Update ($$i$$ is variable index): $$t = t + 1$$ $$n_{t,i} = n_{t-1,i} + g_{t,i}^{2}$$ $$\sigma_{t,i} = (\sqrt{n_{t,i}} - \sqrt{n_{t-1,i}}) / \alpha$$ $$z_{t,i} = z_{t-1,i} + g_{t,i} - \sigma_{t,i} * w_{t,i}$$ $$w_{t,i} = - ((\beta+\sqrt{n+{t}}) / \alpha + \lambda_{2})^{-1} * (z_{i} - sgn(z_{i}) * \lambda_{1}) if \abs{z_{i}} > \lambda_{i} else 0$$

Check the documentation for the l2_shrinkage_regularization_strength parameter for more details when shrinkage is enabled, where gradient is replaced with gradient_with_shrinkage.



Public static methods

Ftrl NewDyn(ImplicitContainer<T> learning_rate, ImplicitContainer<T> learning_rate_power, ImplicitContainer<T> initial_accumulator_value, ImplicitContainer<T> l1_regularization_strength, ImplicitContainer<T> l2_regularization_strength, ImplicitContainer<T> name, ImplicitContainer<T> l2_shrinkage_regularization_strength, IDictionary<string, object> kwargs)
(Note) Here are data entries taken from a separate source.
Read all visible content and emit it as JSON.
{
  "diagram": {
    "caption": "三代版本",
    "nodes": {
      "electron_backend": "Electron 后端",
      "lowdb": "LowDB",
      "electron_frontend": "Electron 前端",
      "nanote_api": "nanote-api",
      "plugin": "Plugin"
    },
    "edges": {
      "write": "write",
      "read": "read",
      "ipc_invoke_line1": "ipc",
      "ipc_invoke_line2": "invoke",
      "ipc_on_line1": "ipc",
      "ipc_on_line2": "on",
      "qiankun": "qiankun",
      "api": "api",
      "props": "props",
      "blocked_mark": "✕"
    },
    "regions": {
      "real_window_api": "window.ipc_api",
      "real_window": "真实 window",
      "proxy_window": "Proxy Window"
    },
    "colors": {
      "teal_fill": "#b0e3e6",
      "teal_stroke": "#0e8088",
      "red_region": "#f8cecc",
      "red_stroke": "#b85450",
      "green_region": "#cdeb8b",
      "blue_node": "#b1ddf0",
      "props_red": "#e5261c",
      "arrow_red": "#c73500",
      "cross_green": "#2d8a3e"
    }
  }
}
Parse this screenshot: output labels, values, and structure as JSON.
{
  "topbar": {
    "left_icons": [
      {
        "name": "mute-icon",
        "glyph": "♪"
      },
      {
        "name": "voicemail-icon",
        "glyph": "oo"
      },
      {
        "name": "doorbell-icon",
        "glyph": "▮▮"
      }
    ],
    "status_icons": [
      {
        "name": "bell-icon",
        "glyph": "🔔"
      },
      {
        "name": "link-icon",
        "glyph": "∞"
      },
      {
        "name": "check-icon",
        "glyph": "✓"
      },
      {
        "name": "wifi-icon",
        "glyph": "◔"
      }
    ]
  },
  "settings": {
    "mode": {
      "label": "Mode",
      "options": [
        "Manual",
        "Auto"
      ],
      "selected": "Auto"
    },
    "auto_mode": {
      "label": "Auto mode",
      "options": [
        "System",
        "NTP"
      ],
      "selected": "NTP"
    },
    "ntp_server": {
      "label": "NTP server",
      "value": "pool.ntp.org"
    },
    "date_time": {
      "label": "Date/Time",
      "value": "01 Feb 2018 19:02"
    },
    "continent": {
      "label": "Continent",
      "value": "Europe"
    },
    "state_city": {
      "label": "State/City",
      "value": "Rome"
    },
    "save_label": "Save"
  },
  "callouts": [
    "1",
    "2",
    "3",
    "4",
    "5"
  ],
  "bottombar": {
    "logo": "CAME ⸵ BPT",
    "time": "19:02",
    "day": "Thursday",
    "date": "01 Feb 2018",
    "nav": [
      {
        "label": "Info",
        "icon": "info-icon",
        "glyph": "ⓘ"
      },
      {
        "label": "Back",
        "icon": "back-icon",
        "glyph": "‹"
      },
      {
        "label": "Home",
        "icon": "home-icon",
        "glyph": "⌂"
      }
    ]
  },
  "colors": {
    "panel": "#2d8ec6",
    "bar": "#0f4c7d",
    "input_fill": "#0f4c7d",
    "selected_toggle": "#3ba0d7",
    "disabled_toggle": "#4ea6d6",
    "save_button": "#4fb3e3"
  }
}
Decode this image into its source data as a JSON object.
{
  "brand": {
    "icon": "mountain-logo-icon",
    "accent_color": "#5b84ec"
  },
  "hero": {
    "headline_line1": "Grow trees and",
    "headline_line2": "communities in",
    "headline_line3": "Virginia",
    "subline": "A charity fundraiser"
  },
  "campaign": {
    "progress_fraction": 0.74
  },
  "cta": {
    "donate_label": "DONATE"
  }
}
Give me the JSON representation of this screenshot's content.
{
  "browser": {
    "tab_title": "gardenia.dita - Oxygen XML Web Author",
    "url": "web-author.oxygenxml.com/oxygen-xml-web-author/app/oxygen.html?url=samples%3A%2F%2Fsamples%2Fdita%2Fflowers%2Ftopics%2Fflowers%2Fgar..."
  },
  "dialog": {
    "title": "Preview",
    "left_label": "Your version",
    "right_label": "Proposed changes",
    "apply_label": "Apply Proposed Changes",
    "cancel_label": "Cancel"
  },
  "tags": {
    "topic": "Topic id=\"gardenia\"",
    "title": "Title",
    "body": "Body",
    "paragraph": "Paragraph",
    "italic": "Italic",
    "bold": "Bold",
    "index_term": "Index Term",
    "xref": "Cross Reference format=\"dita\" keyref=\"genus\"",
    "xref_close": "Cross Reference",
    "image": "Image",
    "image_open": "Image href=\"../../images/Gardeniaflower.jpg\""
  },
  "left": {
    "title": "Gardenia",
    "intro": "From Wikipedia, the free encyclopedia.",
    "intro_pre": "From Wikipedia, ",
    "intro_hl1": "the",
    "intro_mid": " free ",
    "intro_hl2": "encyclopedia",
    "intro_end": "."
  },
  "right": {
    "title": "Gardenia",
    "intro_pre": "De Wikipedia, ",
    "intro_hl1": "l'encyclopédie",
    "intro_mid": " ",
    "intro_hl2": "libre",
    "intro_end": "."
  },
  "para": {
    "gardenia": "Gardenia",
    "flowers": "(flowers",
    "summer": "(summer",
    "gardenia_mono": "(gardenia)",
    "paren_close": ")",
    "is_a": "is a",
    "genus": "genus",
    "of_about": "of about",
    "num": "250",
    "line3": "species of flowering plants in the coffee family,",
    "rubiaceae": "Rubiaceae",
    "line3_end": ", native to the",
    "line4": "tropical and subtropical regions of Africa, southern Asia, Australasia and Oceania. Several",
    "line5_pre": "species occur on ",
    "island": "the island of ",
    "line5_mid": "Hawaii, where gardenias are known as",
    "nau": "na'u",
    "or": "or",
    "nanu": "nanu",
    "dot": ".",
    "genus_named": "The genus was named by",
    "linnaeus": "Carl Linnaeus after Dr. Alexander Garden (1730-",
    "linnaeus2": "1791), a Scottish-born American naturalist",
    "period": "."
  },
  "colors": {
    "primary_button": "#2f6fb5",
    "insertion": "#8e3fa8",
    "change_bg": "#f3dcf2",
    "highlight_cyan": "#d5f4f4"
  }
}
Construct a new FTRL optimizer.
ImplicitContainer<T> learning_rate
A float value or a constant float `Tensor`.
ImplicitContainer<T> learning_rate_power
A float value, must be less or equal to zero. Controls how the learning rate decreases during training. Use zero for a fixed learning rate.
ImplicitContainer<T> initial_accumulator_value
The starting value for accumulators. Only zero or positive values are allowed.
ImplicitContainer<T> l1_regularization_strength
A float value, must be greater than or equal to zero.
ImplicitContainer<T> l2_regularization_strength
A float value, must be greater than or equal to zero.
ImplicitContainer<T> name
Optional name prefix for the operations created when applying gradients. Defaults to "Ftrl".
ImplicitContainer<T> l2_shrinkage_regularization_strength
A float value, must be greater than or equal to zero. This differs from L2 above in that the L2 above is a stabilization penalty, whereas this L2 shrinkage is a magnitude penalty. The FTRL formulation can be written as: w_{t+1} = argmin_w(\hat{g}_{1:t}w + L1*||w||_1 + L2*||w||_2^2), where \hat{g} = g + (2*L2_shrinkage*w), and g is the gradient of the loss function w.r.t. the weights w. Specifically, in the absence of L1 regularization, it is equivalent to the following update rule: w_{t+1} = w_t - lr_t / (1 + 2*L2*lr_t) * g_t - 2*L2_shrinkage*lr_t / (1 + 2*L2*lr_t) * w_t where lr_t is the learning rate at t. When input is sparse shrinkage will only happen on the active weights.\
IDictionary<string, object> kwargs
keyword arguments. Allowed to be {`clipnorm`, `clipvalue`, `lr`, `decay`}. `clipnorm` is clip gradients by norm; `clipvalue` is clip gradients by value, `decay` is included for backward compatibility to allow time inverse decay of learning rate. `lr` is included for backward compatibility, recommended to use `learning_rate` instead.

Public properties

object clipnorm get; set;

object clipvalue get; set;

object iterations get; set;

object iterations_dyn get; set;

object PythonObject get;

IList<object> weights get;

object weights_dyn get;